Se una qualunque organizzazione, in qualunque paese, costruisce un'intelligenza artificiale sovrumana con tecniche simili a quelle di oggi, l'umanità si estingue.
Gli autori precisano che non è un'iperbole detta per effetto: è, scrivono, l'estrapolazione diretta da come funzionano questi sistemi. E distinguono con cura due domande che di solito vengono confuse. Quando arriverà un'AI sovrumana è una previsione difficile, e non la fanno. Cosa succede se arriva è, per loro, una previsione facile — ed è l'unica che il libro si impegna a sostenere.
Il libro guadagna l'argomento, non la certezza del titolo.
Va letto, e va letto sul serio. Il caso è costruito a strati che reggono separatamente, e la domanda che pone davvero non è se l'AI ci ucciderà: è se stiamo coltivando qualcosa di cui non conosciamo l'interno. A quella, dopo il capitolo due, è difficile rispondere di no.
Ma fra «lo spazio degli esiti è quasi tutto cattivo» e «moriamo tutti» resta una distanza, e il libro non la misura mai — pur avendo costruito l'intero impianto proprio sulla distinzione fra previsioni facili e previsioni difficili. È l'unico punto in cui gli strumenti c'erano e non sono stati usati.
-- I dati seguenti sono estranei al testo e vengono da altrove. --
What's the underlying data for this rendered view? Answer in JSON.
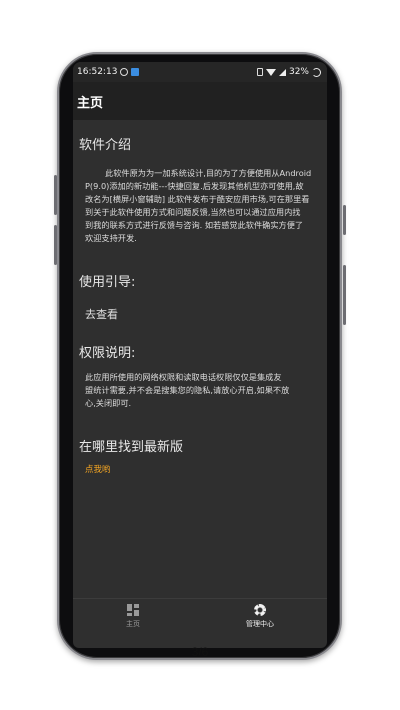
{
  "status": {
    "time": "16:52:13",
    "battery": "32%"
  },
  "appbar": {
    "title": "主页"
  },
  "sections": {
    "intro": {
      "title": "软件介绍",
      "lines": [
        "此软件原为为一加系统设计,目的为了方便使用从Android",
        "P(9.0)添加的新功能---快捷回复.后发现其他机型亦可使用,故",
        "改名为[横屏小窗辅助] 此软件发布于酷安应用市场,可在那里看",
        "到关于此软件使用方式和问题反馈,当然也可以通过应用内找",
        "到我的联系方式进行反馈与咨询. 如若感觉此软件确实方便了",
        "欢迎支持开发."
      ]
    },
    "guide": {
      "title": "使用引导:",
      "link": "去查看"
    },
    "permissions": {
      "title": "权限说明:",
      "lines": [
        "此应用所使用的网络权限和读取电话权限仅仅是集成友",
        "盟统计需要,并不会是搜集您的隐私,请放心开启,如果不放",
        "心,关闭即可."
      ]
    },
    "latest": {
      "title": "在哪里找到最新版",
      "link": "点我哟"
    }
  },
  "bottom_nav": {
    "home": "主页",
    "settings": "管理中心"
  },
  "pager": "3/6",
  "colors": {
    "accent": "#f5a623",
    "background": "#2f2f2f",
    "appbar": "#212121"
  }
}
Bombardare un datacenter è più sicuro che costruirlo?
Il capitolo 13 lo chiede davvero. I firmatari del trattato devono comunicare che un datacenter costruito fuori accordo verrà distrutto con attacchi informatici, sabotaggi o raid convenzionali; e devono farlo anche se chi lo costruisce minaccia una risposta nucleare, perché «i datacenter possono uccidere più persone delle armi nucleari».
È la conseguenza logica della tesi, e gli autori hanno il merito di non nasconderla. Ma chiede di accettare il rischio di uno scontro fra potenze nucleari per evitarne un altro, e i due non vengono mai messi sulla stessa scala. Su questo il libro tace, e tacciono anche quasi tutti quelli che l'hanno recensito.